# expansion / contraction



## ecw (Jun 15, 2009)

pecan/hickory . does anyone know about how much movement there is for 3/4" x 3" pecan/ hickory. i have some hardwood that has not yet been conditioned(climate controlled), but i want to make a few cabinet doors with it. i have never made doors with unconditioned wood and i know that i would only have to wait for a week or two but i'd like to start working with it tomarrow.
eric


----------



## Just Bill (Dec 29, 2008)

If it has been outside, I would wait a bit.


----------



## woodnthings (Jan 24, 2009)

*Check the moisture content*

I see that you are in Texas, hot-dry or hot-humid? Use a moisture meter to check the content. Was it stored under cover?, how thick it is it?, just milled? All this determines if it will be suitable for use.:thumbsup: bill
FYI 1" thickness requires about 1 year to air dry from sawmilling.


----------



## Daren (Oct 14, 2006)

Like was mentioned your location, the woods current moisture content, the relative humidity of the place the finished product will spend the rest of its life in are all factors to consider...but if you normally have to wait until your wood for projects has conditioned I would this time too.

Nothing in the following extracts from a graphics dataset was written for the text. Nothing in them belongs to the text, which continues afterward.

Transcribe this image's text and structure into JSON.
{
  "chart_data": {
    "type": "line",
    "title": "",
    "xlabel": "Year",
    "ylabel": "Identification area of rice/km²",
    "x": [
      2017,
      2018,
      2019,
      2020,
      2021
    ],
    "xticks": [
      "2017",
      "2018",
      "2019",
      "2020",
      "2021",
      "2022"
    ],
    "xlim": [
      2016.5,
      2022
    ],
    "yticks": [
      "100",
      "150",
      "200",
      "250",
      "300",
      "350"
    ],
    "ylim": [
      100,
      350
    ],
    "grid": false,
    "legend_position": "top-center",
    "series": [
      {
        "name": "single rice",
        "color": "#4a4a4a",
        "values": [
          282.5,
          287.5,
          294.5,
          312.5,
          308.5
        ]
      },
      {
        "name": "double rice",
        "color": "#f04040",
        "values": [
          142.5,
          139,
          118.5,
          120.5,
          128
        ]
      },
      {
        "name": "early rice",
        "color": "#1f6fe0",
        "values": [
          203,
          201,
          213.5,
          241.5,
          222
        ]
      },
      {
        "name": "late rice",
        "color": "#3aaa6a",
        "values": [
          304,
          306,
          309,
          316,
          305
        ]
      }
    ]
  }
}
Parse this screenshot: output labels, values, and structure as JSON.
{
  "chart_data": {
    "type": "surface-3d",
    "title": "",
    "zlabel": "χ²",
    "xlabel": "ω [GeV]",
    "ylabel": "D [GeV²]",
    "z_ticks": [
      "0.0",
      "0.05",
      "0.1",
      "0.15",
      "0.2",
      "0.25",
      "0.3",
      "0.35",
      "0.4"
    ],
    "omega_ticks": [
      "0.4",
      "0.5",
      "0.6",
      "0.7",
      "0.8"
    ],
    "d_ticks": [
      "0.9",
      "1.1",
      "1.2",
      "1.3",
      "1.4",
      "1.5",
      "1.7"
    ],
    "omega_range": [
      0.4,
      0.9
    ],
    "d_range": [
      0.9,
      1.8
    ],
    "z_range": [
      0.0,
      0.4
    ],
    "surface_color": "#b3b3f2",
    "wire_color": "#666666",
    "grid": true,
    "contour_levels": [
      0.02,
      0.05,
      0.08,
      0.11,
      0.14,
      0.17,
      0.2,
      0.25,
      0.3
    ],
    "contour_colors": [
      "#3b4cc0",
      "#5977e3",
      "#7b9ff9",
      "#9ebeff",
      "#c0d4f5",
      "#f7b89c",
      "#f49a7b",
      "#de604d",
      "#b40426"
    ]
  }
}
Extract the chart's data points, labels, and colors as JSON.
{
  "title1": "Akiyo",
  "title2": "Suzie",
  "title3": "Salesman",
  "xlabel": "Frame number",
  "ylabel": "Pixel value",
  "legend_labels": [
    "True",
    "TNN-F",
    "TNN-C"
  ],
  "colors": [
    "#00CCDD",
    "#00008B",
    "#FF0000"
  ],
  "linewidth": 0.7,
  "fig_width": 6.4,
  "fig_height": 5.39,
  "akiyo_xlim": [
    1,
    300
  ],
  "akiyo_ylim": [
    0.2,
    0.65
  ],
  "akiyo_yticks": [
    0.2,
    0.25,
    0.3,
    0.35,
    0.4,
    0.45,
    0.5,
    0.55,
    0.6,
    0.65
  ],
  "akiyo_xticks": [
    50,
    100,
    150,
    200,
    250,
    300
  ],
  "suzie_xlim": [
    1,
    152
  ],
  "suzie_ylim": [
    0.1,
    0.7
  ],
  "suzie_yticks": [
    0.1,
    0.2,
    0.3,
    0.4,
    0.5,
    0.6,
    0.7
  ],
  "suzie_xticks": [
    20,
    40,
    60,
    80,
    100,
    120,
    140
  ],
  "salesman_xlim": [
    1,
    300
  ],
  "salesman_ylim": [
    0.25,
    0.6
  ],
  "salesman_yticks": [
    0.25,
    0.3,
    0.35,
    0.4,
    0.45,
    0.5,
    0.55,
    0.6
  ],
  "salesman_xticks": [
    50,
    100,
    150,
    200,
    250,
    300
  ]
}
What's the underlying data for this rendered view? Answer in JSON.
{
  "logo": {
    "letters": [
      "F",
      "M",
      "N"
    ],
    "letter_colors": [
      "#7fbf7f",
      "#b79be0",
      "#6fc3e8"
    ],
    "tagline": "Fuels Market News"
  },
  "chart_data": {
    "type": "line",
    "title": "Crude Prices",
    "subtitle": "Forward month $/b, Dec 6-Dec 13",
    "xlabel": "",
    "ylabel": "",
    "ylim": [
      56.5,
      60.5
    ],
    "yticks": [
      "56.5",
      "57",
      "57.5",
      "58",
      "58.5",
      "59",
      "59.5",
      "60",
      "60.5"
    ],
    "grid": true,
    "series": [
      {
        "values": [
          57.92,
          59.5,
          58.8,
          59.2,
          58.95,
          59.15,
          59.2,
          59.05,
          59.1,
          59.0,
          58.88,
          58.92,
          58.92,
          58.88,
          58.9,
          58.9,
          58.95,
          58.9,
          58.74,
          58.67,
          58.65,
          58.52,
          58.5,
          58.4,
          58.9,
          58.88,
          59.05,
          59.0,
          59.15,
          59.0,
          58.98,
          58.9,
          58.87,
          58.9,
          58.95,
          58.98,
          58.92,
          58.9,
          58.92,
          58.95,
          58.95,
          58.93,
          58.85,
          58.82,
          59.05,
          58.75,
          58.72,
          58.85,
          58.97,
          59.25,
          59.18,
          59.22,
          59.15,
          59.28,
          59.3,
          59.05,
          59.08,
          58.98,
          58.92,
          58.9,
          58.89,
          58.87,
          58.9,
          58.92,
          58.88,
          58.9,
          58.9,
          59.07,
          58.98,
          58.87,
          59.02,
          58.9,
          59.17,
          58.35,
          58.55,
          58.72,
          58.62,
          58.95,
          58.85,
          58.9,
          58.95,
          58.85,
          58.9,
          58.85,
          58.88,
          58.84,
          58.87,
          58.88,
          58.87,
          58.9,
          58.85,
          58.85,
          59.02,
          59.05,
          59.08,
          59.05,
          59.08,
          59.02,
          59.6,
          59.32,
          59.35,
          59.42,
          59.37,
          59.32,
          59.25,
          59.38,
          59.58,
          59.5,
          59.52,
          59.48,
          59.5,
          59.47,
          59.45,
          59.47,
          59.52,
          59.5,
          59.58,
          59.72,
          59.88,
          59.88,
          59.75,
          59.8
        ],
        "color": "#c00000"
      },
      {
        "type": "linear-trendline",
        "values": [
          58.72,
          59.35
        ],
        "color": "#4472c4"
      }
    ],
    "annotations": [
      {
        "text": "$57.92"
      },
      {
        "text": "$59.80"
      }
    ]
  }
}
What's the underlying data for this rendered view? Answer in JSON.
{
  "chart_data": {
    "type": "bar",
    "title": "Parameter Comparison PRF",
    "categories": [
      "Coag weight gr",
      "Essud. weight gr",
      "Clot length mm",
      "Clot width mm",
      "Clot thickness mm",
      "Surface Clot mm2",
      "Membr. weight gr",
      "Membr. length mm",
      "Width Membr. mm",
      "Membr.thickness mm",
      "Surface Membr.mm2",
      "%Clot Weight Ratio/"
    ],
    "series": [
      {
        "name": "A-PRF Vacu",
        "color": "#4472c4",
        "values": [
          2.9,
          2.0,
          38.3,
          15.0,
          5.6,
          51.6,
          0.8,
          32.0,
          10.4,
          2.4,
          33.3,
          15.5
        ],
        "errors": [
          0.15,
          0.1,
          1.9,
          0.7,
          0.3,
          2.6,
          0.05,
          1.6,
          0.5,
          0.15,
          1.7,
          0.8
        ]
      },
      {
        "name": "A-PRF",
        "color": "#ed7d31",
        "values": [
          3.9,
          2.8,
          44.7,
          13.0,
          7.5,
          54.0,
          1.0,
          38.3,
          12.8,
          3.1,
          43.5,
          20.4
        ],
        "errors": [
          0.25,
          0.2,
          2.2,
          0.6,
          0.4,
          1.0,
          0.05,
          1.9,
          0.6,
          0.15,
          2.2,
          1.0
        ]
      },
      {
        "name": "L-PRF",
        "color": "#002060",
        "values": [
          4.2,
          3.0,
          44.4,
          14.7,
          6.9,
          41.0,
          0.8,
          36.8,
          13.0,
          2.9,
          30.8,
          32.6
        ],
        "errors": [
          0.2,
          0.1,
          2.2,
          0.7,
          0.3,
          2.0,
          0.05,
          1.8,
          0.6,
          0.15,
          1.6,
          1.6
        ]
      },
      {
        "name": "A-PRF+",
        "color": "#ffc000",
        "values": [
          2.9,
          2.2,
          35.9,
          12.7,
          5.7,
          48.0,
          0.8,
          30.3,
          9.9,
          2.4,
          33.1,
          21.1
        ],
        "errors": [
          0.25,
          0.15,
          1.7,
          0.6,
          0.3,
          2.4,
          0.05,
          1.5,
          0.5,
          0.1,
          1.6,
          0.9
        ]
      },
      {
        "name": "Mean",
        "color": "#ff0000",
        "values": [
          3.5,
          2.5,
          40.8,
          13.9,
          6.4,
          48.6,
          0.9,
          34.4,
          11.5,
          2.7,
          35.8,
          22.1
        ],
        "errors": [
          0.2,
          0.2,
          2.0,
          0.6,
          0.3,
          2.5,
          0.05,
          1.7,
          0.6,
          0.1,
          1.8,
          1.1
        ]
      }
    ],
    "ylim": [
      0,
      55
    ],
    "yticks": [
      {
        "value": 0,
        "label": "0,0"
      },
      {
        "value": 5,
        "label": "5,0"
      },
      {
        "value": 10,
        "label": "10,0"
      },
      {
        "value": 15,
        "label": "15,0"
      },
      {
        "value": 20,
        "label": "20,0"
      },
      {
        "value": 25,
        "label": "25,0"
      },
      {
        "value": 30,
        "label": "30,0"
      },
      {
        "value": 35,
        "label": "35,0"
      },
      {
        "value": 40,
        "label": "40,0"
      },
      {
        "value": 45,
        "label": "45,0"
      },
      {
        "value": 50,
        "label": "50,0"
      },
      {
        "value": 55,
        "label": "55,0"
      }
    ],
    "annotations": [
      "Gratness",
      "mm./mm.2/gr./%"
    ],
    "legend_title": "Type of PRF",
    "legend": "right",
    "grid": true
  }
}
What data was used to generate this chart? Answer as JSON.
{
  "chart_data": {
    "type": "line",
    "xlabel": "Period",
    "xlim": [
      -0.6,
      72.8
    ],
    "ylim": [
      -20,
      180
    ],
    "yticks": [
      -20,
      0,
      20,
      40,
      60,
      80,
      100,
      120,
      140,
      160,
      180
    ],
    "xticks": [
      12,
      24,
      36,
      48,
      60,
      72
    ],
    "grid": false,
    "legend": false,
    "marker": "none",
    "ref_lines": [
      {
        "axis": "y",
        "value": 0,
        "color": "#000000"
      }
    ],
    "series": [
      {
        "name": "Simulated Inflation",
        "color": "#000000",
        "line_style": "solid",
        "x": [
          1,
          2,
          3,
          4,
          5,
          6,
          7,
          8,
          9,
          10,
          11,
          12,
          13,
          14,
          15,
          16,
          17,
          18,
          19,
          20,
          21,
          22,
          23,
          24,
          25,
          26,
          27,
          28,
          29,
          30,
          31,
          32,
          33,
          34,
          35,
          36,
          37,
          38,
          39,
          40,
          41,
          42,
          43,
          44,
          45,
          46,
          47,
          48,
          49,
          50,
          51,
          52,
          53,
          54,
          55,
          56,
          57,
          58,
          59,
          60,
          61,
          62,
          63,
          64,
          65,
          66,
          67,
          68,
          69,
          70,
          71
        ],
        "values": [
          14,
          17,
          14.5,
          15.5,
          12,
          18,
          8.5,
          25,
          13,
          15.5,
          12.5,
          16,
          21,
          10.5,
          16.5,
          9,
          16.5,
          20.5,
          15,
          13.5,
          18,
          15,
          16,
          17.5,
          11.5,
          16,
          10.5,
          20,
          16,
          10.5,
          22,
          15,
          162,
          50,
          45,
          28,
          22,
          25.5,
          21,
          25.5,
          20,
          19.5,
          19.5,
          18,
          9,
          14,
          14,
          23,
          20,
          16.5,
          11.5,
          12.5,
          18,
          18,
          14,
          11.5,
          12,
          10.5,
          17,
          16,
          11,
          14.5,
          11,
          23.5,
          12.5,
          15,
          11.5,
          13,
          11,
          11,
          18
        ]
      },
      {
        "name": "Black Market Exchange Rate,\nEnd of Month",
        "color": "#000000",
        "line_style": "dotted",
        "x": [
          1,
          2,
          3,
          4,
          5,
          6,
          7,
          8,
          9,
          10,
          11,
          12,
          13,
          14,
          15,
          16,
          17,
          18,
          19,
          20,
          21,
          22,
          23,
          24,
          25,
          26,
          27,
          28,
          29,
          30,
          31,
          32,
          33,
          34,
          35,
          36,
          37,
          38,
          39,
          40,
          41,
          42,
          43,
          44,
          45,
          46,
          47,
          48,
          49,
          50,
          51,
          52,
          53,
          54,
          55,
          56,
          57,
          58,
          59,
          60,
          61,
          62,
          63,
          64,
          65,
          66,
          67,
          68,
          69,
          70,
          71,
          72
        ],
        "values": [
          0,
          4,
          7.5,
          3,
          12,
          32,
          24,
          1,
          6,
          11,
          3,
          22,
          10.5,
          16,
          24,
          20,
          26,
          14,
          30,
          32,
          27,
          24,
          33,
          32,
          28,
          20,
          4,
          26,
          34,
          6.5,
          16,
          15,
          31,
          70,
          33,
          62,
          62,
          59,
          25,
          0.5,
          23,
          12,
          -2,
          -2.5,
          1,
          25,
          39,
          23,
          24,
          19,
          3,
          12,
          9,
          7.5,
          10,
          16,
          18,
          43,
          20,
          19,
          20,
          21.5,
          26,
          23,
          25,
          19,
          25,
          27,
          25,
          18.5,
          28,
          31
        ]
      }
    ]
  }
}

For future reference, for yourself or anyone who stumbles on this thread here are some links with the math and science behind wood movement and moisture content.

Wood shrinkage explained 

shrinkage/expansion calculator

Wood moisture calculator at EMC (equilibrium moisture content)

L--Longitudinal; R=Radial; T=Tangential are the directions wood moves as mentioned in the calculators.









The way wood is sawn out effect the shrinkage/expansion rates too. Flat sawn moves more that quartersawn. The EMC calculator is very helpful in this case, I would estimate the final installation places average relative humidity and temp. That will tell you how dry/wet the wood will be in service. Compare that to it's current moisture content, too much of a difference one way or the other and you will have some movement...Having said all that construction techniques can allow (should allow) for contraction/expansion.


----------